Nat Bailey Stadium: 4 things you may not know
Vancouver Canadians open the 2014 season tonight with home game against Spokane Indians
The Vancouver Canadians are set to open up another baseball season in Vancouver's Scotiabank Field at Nat Bailey Stadium tonight.
The iconic 5,157-seat venue, which is located on the eastern side of Queen Elizabeth Park, has been the home of baseball in the city for the last 63 years.
While thousands of Vancouverites flock to the hallowed ground each year, here are four facts you may not have known about the Nat:
1. It was the Cap before the Nat
After being built in 1951, Nat Bailey stadium was originally called the Capilano Stadium as it was home to the Vancouver Capilanos. It wasn't until 27 years later, in 1978, that the stadium was renamed after Vancouver restaurateur Nat Bailey.

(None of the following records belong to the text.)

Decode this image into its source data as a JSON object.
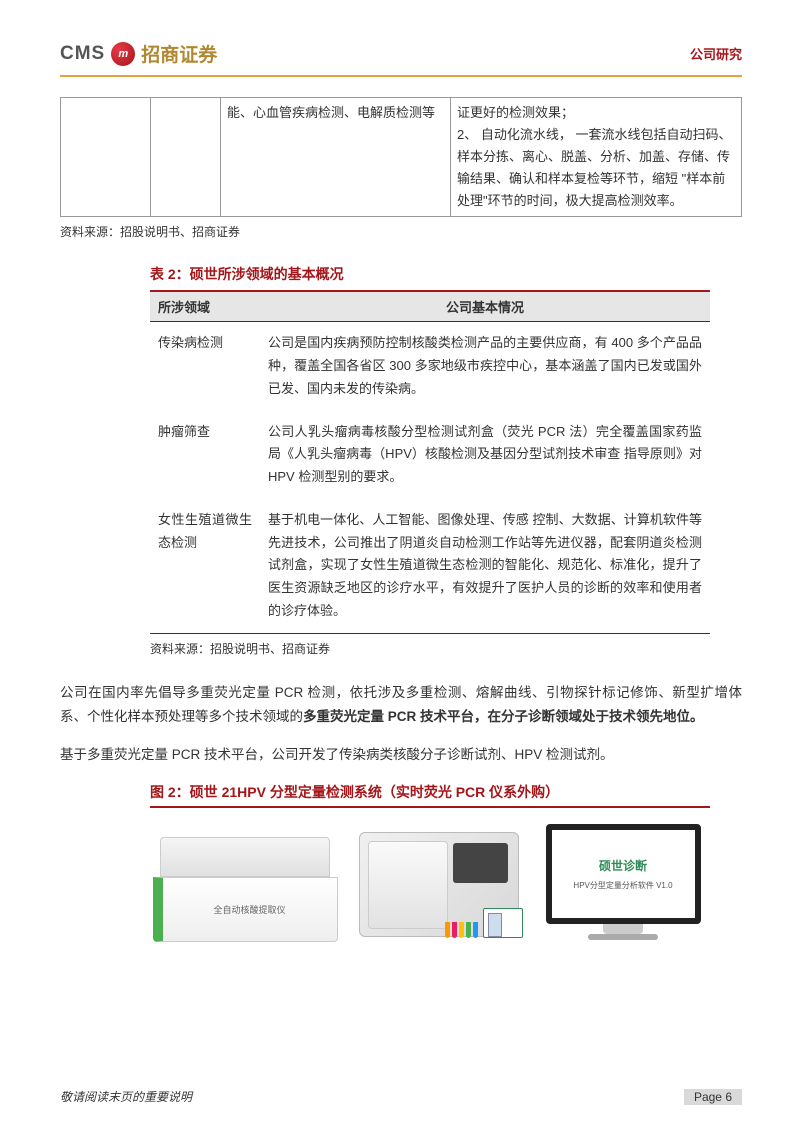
{
  "header": {
    "logo_cms": "CMS",
    "logo_badge": "m",
    "logo_cn": "招商证券",
    "right": "公司研究"
  },
  "frag_table": {
    "c3_text": "能、心血管疾病检测、电解质检测等",
    "c4_text": "证更好的检测效果；\n2、 自动化流水线， 一套流水线包括自动扫码、样本分拣、离心、脱盖、分析、加盖、存储、传输结果、确认和样本复检等环节，缩短 \"样本前处理\"环节的时间，极大提高检测效率。"
  },
  "source_note_1": "资料来源：招股说明书、招商证券",
  "table2": {
    "caption": "表 2：硕世所涉领域的基本概况",
    "head_col1": "所涉领域",
    "head_col2": "公司基本情况",
    "rows": [
      {
        "domain": "传染病检测",
        "desc": "公司是国内疾病预防控制核酸类检测产品的主要供应商，有 400 多个产品品种，覆盖全国各省区 300 多家地级市疾控中心，基本涵盖了国内已发或国外已发、国内未发的传染病。"
      },
      {
        "domain": "肿瘤筛查",
        "desc": "公司人乳头瘤病毒核酸分型检测试剂盒（荧光 PCR 法）完全覆盖国家药监局《人乳头瘤病毒（HPV）核酸检测及基因分型试剂技术审查 指导原则》对 HPV 检测型别的要求。"
      },
      {
        "domain": "女性生殖道微生态检测",
        "desc": "基于机电一体化、人工智能、图像处理、传感 控制、大数据、计算机软件等先进技术，公司推出了阴道炎自动检测工作站等先进仪器，配套阴道炎检测试剂盒，实现了女性生殖道微生态检测的智能化、规范化、标准化，提升了医生资源缺乏地区的诊疗水平，有效提升了医护人员的诊断的效率和使用者的诊疗体验。"
      }
    ]
  },
  "source_note_2": "资料来源：招股说明书、招商证券",
  "para1_pre": "公司在国内率先倡导多重荧光定量 PCR 检测，依托涉及多重检测、熔解曲线、引物探针标记修饰、新型扩增体系、个性化样本预处理等多个技术领域的",
  "para1_bold": "多重荧光定量 PCR 技术平台，在分子诊断领域处于技术领先地位。",
  "para2": "基于多重荧光定量 PCR 技术平台，公司开发了传染病类核酸分子诊断试剂、HPV 检测试剂。",
  "figure": {
    "caption": "图 2：硕世 21HPV 分型定量检测系统（实时荧光 PCR 仪系外购）",
    "dev1_label": "全自动核酸提取仪",
    "monitor_brand": "硕世诊断",
    "monitor_sub": "HPV分型定量分析软件 V1.0",
    "tube_colors": [
      "#ff9800",
      "#e91e63",
      "#ffc107",
      "#4caf50",
      "#2196f3"
    ]
  },
  "footer": {
    "left": "敬请阅读末页的重要说明",
    "right": "Page  6"
  },
  "colors": {
    "accent": "#a4161a",
    "header_rule": "#e6a23c",
    "grid": "#999999",
    "table_head_bg": "#e6e6e6"
  }
}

2. More than just for baseball
While the stadium is first a baseball diamond, it also functions in some other unique ways . Whether it be a place for voters to cast their ballot during an election, or a winter's farmer's market, the Nat is without doubt one of the more versatile stadiums. In 1955, Vancouver icon and hockey superstar Fred 'Cyclone' Taylor even hoped to turn the stadium into an outdoor skating rink during the winter.
3. The sushi run
The Fourth Inning Sushi race is one of the more unique traditions in all of sport. The race pits three mascots dressed as different Japanese cuisine elements against each other. Each game Ms. B.C. Roll, Mr. Kappa Maki, and Chef Wasabi vie for the title of faster sushi racer.
4. A place that matters
Last year the stadium received a significant honour from the Vancouver Heritage Foundation. It was given a 'Places that Matter' plaque to commemorate its stature in Vancouver. This year, the Vancouver Canadians, which are affiliated with the Toronto Blue Jays, hope to make it a stadium that matters even more by winning their fourth straight Northwest League title there.